В лаборатории все были погружены в работу с головой, вот только девушки из второй группы не явились.
— Это не ново. Я придумала названия для всех камушков. Что ты ещё от меня хочешь? — хрипло возмутилась Маша. — И как я могу писать отчёт, если его захватила ты!
Поначалу она честно ходила вокруг Сабрины, предлагала ей помощь, на что получила твёрдый отказ. Да ещё и кучу логичных доводов, почему именно Сабрина сможет написать отчёт лучше и быстрее, да и вообще «не двумя же разными почерками он будет написан». И вот теперь, как «здрасте» — займись делом.
Спокойное состояние полусна никак не возвращалось. Маша вспомнила о команде, которая благополучно растерялась по стационару. Как до завтра собрать всех вместе? К Инессе она вообще не рискнула бы подойти, а Динаре с Аникой, кажется, и на конференцию было плевать. Лаура же надолго застряла в комнате парней.
— Давай я допишу отчёт? Ну или сочиню что-нибудь и тебе продиктую, — ещё раз предложила Маша для приличия, но Сабрина только сдвинулась к самому краю парты.
— Ещё чего!
У дальней стены, на сдвинутых партах лежала длинная вереница речных камней на квадратных клочках бумаги. На каждом — её почерк. Маше нравилось пересматривать выставку снова и снова. Это, наверное, было единственное занятие, которое слегка выдёргивало её из полной апатии.
Вот «летающая тарелка». И рядом — «чёрная кошка», глянцево блестящий голыш, который принесла с берега Инесса. Она так и бросила его на парте и сегодня вообще не зашла в лабораторию. Маша вырезала для камня ещё один квадрат. В выгнутом силуэте ей почудилась живая прыть, а в маленькой искринке угадывался блеск жёлтых глаз.
Дверь лаборатории скрипнула.
— Маша, можно тебя на минутку? — Инесса появилась перед ней с гладко зачёсанными назад волосами, в аккуратном платье до колен. Тонкая золотистая оправа очков блестела в солнечном свете.
— А? Да. Я взяла твой камень, ничего?
Перед тем, как выйти, Маша поймала на себе внимательный взгляд Сабрины.

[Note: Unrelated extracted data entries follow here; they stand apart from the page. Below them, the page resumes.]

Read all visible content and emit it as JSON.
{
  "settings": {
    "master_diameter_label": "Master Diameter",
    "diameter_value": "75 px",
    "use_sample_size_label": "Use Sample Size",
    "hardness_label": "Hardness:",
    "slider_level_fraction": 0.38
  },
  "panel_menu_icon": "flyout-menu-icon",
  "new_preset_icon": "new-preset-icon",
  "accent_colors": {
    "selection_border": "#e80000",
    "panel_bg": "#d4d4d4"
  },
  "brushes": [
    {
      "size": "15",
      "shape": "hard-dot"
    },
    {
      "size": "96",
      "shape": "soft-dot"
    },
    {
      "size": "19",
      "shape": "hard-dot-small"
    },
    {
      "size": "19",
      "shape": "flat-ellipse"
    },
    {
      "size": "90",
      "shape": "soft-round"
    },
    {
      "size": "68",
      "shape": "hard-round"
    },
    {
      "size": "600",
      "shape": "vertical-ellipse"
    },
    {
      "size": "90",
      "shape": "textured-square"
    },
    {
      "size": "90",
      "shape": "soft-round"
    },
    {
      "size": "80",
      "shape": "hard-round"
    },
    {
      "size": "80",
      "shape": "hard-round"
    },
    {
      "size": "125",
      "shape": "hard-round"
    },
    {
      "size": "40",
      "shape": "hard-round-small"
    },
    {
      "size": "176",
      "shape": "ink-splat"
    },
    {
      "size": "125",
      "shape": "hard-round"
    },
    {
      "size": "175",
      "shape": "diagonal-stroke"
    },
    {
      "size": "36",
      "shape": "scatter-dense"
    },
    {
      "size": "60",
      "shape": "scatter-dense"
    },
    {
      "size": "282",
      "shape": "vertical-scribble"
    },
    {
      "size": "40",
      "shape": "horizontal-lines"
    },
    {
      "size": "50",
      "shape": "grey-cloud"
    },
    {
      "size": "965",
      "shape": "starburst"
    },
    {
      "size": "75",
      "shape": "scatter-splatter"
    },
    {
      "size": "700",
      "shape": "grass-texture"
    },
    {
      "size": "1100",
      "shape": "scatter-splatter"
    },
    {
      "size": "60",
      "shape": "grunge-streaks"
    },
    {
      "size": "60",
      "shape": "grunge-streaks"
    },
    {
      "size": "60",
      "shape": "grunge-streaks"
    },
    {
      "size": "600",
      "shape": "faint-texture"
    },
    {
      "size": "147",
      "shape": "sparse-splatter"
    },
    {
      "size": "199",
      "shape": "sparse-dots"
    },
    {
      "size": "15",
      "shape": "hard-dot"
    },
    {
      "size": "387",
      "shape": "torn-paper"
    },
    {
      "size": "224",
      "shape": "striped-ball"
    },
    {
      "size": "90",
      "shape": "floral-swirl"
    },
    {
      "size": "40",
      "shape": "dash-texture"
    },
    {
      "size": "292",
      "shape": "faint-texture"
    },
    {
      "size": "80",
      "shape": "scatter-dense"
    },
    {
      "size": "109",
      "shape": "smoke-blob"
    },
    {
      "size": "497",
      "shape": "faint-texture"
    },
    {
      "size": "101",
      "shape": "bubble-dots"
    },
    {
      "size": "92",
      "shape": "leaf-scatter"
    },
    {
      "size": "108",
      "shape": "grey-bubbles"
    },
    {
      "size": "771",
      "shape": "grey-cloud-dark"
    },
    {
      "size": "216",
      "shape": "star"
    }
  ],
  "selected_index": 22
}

На широком подоконнике в коридоре валялись дохлые мухи и чьи-то заброшенные камушки. Маша по инерции попыталась придумать им название.

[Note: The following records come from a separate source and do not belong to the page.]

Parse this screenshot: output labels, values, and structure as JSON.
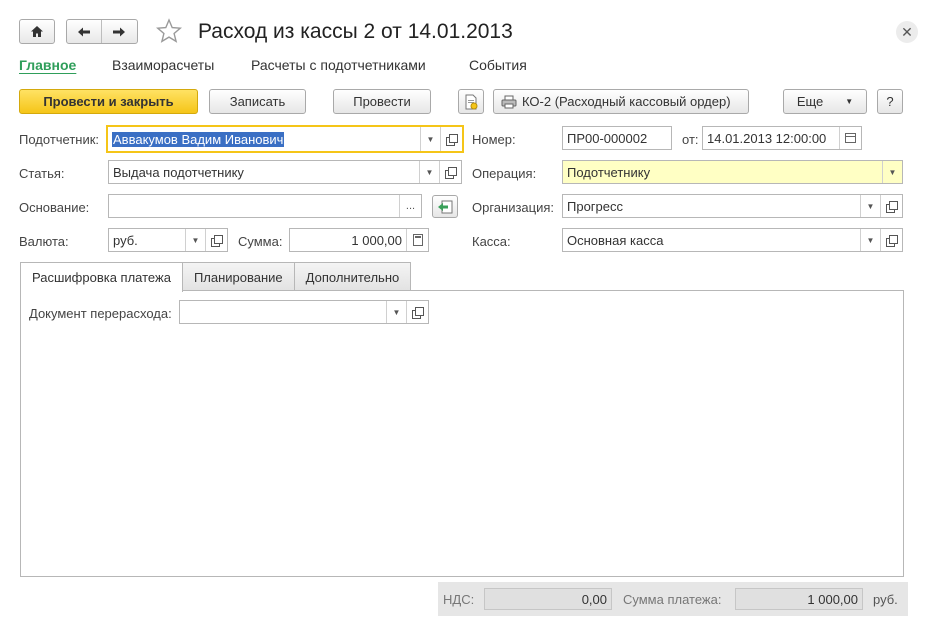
{
  "header": {
    "title": "Расход из кассы 2 от 14.01.2013"
  },
  "nav_tabs": [
    {
      "label": "Главное"
    },
    {
      "label": "Взаиморасчеты"
    },
    {
      "label": "Расчеты с подотчетниками"
    },
    {
      "label": "События"
    }
  ],
  "toolbar": {
    "post_close": "Провести и закрыть",
    "save": "Записать",
    "post": "Провести",
    "print": "КО-2 (Расходный кассовый ордер)",
    "more": "Еще",
    "help": "?"
  },
  "form": {
    "employee_label": "Подотчетник:",
    "employee_value": "Аввакумов Вадим Иванович",
    "article_label": "Статья:",
    "article_value": "Выдача подотчетнику",
    "basis_label": "Основание:",
    "basis_value": "",
    "currency_label": "Валюта:",
    "currency_value": "руб.",
    "sum_label": "Сумма:",
    "sum_value": "1 000,00",
    "number_label": "Номер:",
    "number_value": "ПР00-000002",
    "date_label": "от:",
    "date_value": "14.01.2013 12:00:00",
    "operation_label": "Операция:",
    "operation_value": "Подотчетнику",
    "org_label": "Организация:",
    "org_value": "Прогресс",
    "cashbox_label": "Касса:",
    "cashbox_value": "Основная касса"
  },
  "inner_tabs": [
    {
      "label": "Расшифровка платежа"
    },
    {
      "label": "Планирование"
    },
    {
      "label": "Дополнительно"
    }
  ],
  "payment": {
    "overspend_label": "Документ перерасхода:",
    "overspend_value": ""
  },
  "footer": {
    "vat_label": "НДС:",
    "vat_value": "0,00",
    "total_label": "Сумма платежа:",
    "total_value": "1 000,00",
    "currency": "руб."
  }
}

— И откуда ты знаешь про моего парня и его мамочку? — Инесса начала сразу со злых нот, как будто пыталась показать, что ей всё безразлично, но Маша прекрасно запомнила тот единственный, горький и некрасивый всхлип на кухне, и поэтому не испугалась.
Она потрогала пальцем нагретые голыши, они всё утро пролежали на солнце.

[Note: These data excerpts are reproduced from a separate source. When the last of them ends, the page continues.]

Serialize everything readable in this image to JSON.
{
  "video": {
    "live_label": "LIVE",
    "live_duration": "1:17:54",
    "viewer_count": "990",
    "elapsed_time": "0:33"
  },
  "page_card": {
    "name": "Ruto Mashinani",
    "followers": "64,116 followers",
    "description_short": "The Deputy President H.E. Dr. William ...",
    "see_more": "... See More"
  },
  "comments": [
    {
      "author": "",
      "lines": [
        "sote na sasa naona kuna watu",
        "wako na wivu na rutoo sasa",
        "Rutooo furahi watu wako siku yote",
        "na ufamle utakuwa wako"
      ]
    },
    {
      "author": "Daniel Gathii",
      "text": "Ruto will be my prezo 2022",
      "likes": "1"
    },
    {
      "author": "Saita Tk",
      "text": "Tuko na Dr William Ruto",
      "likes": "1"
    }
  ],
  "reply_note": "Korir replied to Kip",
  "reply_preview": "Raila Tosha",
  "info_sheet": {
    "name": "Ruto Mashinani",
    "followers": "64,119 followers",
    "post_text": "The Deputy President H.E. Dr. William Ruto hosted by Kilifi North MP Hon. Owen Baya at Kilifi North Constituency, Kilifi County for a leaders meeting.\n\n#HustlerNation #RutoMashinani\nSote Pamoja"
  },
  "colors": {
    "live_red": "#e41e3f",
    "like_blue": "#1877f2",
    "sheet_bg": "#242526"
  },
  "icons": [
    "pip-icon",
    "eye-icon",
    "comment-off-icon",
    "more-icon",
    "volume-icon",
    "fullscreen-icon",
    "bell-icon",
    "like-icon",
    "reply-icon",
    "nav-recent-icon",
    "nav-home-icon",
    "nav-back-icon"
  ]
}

— Да не знаю я ничего. Я вообще тебе про своего парня говорила.
Ещё у Инессы были длинные, поразительно чистые ногти, перламутрово блестящие от лака. Здесь, в глуши, посреди леса у неё были длинные чистые ногти. Маша подумала, что такую девушку никак не могли бросить.
Инесса отвернулась в сторону лестницы, как будто там происходило что-то очень важное. Но там было пусто, даже Эльза куда-то подевалась, хоть весь день сновала по стационару и трясла кудряшками.
— Видишь ли, всё из-за этой практики. Он заявил, что если я не вернусь в город сей момент, он найдёт себе другую. Мол, ему мама наплела, что я тут сплю со всем подряд.
Через окно было видно дорогу, на которой по-прежнему лежал срубленный столб. На оборванном проводе сидела маленькая серая птичка и чистила перья.
— И что… ты хочешь сделать? — Маше нечего было говорить, но она старалась, её ведь не каждый день посвящали в такие тайны.
— Я не знаю. — Инесса быстро сбросила слезу со щеки. Бледная, она вдруг порозовела и отвела взгляд. — Так что там с отчётом?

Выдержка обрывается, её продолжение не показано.